I don't write at all about how Atheists derive their moral beliefs, I don't know what you are referring to - show me, if you can.
I also don't write about how Atheists would justify (religious) beliefs - and why would atheists have to justify religious beliefs? Now that is laughable. The whole point of Atheism is to no longer rely on beliefs, much less having or feeling the urge to justify other people's beliefs.
Also, rayiner doesn't write about that at all. What they claim is that the fact that certain cultural customs prove the original Christian origin and persisting influence of Christianity of these customs, ignoring that sitting around a pine tree with your family and celebrating that days are finally getting longer predates Christianity by hundreds or, more likely, thousands of years.
Rayiner in their reply to my post completely ignored that the whole point of my post was about 'cultural legacy' vs 'organized religion', so I don't feel particularly bad that you think I did not address their comment enough. Also, I can't change that they are hijacking the thread to praise Christianity over Arabs.
I should explain that I meant belief in a very ordinary sense of the word. As in, I believe capital punishment is wrong, or, Mike doesn't believe in the existence of aliens.
>What they claim is that the fact that certain cultural customs...
rayiner argued that the "cultural legacy" of Christianity is about more than just custom. They're saying that certain values--equality, moral universalism--are widely and deeply held throughout the modern, secular West, and that those values (or rather the great weight that Westerners assign to them) are a legacy of Christianity.

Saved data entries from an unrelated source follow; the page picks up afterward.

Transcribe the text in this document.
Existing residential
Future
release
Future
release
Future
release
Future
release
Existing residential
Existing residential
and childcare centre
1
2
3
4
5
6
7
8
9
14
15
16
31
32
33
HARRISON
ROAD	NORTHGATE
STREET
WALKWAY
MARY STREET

It's not a ridiculous position. Plenty of serious thinkers have argued along similar lines--Nietzsche, Weber, Foucault, Charles Taylor, Marcel Gaucher, Ivan Illich. No doubt there are lots more.

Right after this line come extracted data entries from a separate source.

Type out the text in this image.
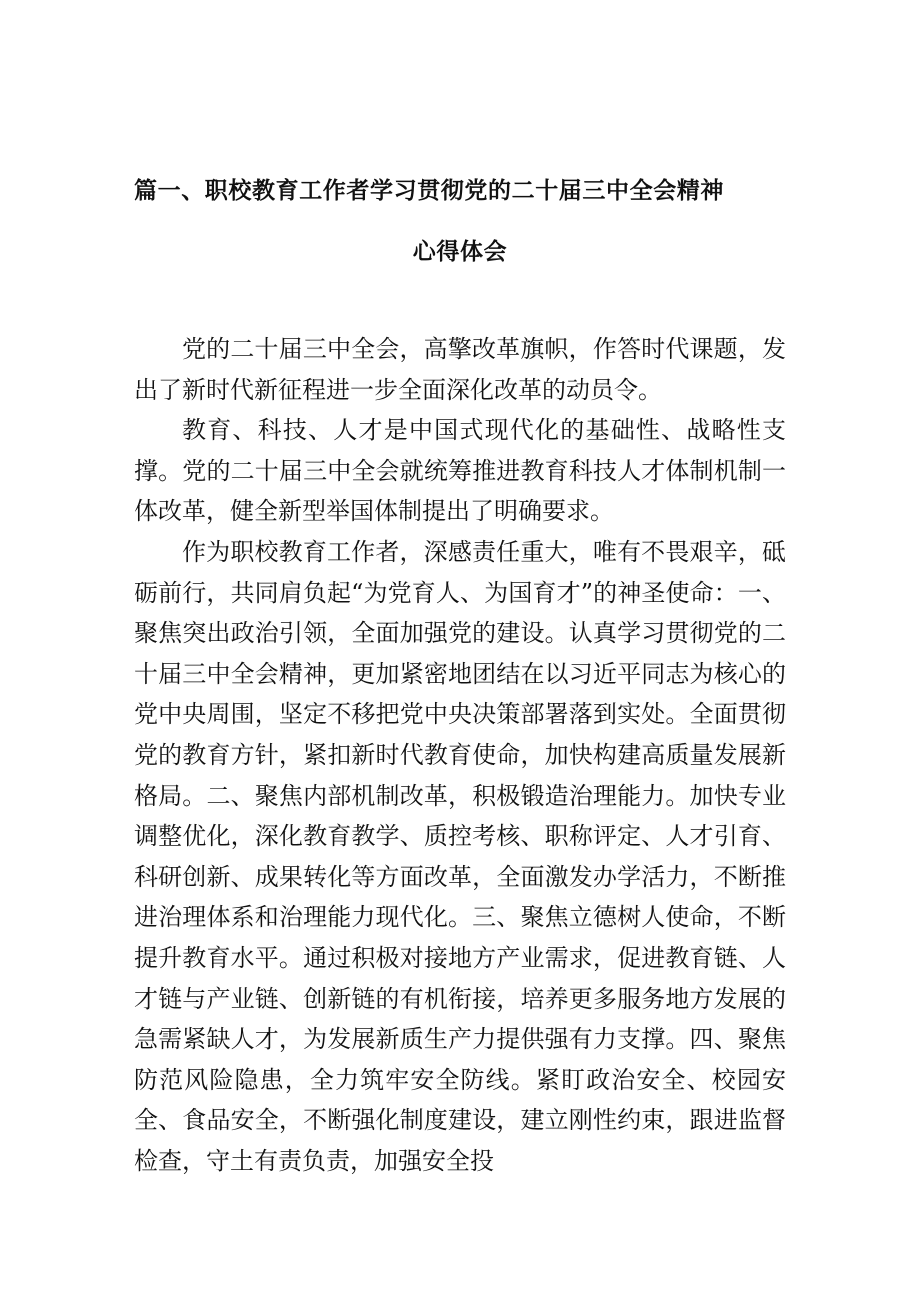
篇一、职校教育工作者学习贯彻党的二十届三中全会精神
心得体会

党的二十届三中全会，高擎改革旗帜，作答时代课题，发出了新时代新征程进一步全面深化改革的动员令。

教育、科技、人才是中国式现代化的基础性、战略性支撑。党的二十届三中全会就统筹推进教育科技人才体制机制一体改革，健全新型举国体制提出了明确要求。

作为职校教育工作者，深感责任重大，唯有不畏艰辛，砥砺前行，共同肩负起“为党育人、为国育才”的神圣使命：一、聚焦突出政治引领，全面加强党的建设。认真学习贯彻党的二十届三中全会精神，更加紧密地团结在以习近平同志为核心的党中央周围，坚定不移把党中央决策部署落到实处。全面贯彻党的教育方针，紧扣新时代教育使命，加快构建高质量发展新格局。二、聚焦内部机制改革，积极锻造治理能力。加快专业调整优化，深化教育教学、质控考核、职称评定、人才引育、科研创新、成果转化等方面改革，全面激发办学活力，不断推进治理体系和治理能力现代化。三、聚焦立德树人使命，不断提升教育水平。通过积极对接地方产业需求，促进教育链、人才链与产业链、创新链的有机衔接，培养更多服务地方发展的急需紧缺人才，为发展新质生产力提供强有力支撑。四、聚焦防范风险隐患，全力筑牢安全防线。紧盯政治安全、校园安全、食品安全，不断强化制度建设，建立刚性约束，跟进监督检查，守土有责负责，加强安全投
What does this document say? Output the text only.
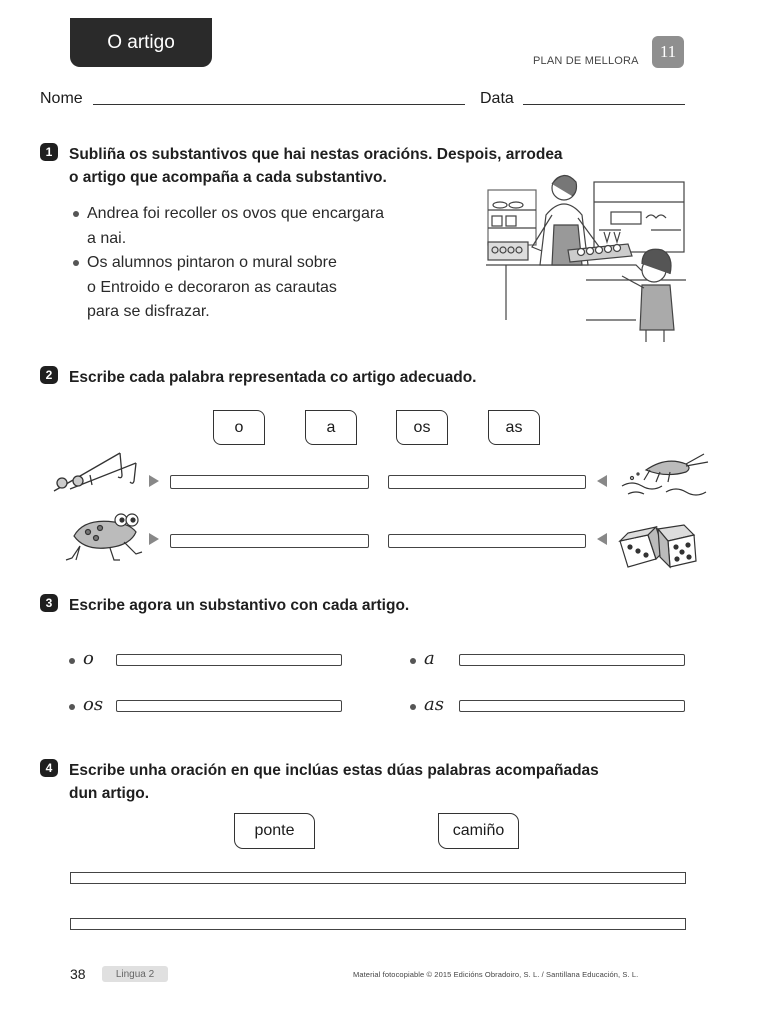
O artigo
PLAN DE MELLORA	11
Nome	Data
1	Subliña os substantivos que hai nestas oracións. Despois, arrodea
o artigo que acompaña a cada substantivo.
Andrea foi recoller os ovos que encargara
a nai.
Os alumnos pintaron o mural sobre
o Entroido e decoraron as carautas
para se disfrazar.
2	Escribe cada palabra representada co artigo adecuado.
o	a	os	as
3	Escribe agora un substantivo con cada artigo.
o	a
os	as
4	Escribe unha oración en que inclúas estas dúas palabras acompañadas
dun artigo.
ponte	camiño
38	Lingua 2	Material fotocopiable © 2015 Edicións Obradoiro, S. L. / Santillana Educación, S. L.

Oh a new thing in this thread, a bait-and-switch-appeal-to-authority-straw-man! But I'm glad you finally found the point you want to argue that doesn't even require reading the post you reply to and called 'laughable'.
I'll humor you anyway and just refer to [1] that thoroughly debunks the position that those values originate in any way as a legacy of Christianity. You're welcome.
I don't cite those names as authorities whose views on the historical influence of Christianity--which differ greatly in their particulars, by the way--demand acceptance. I'm presenting them as evidence that the subject is worth reading up on, whether by you or by someone else who happens to read these comments.
Thank you, that's an interesting paper. Looking at the "morality-as-cooperation codebook," though, I see a great deal that contradicts orthodox Christian doctrine--for example, Giving preferential treatment to (members of) your group. Assuming that the opposite belief--that you should "love your enemies, bless them that curse you," etc.--has gained any adherence in the West, that ethic must have originated in something else (maybe a religion?) besides the code of reciprocity your paper's authors have assembled.
Atheists don't derive their morals from these stories, that's the difference. That there is some superficial overlap (a tree? presents?) doesn't allow you to claim the morality of atheists as religion-derived. That's ludicrous. It's like saying the local butcher taking apart a pig is adhering to Aztec rituals and their morals because at some point in both 'ceremonies' someone holds a heart in their hands.
In fact, the source of morals among atheists seems to be a permanent puzzle for many people with religious background, simply claiming them as religion-based misses the point completely.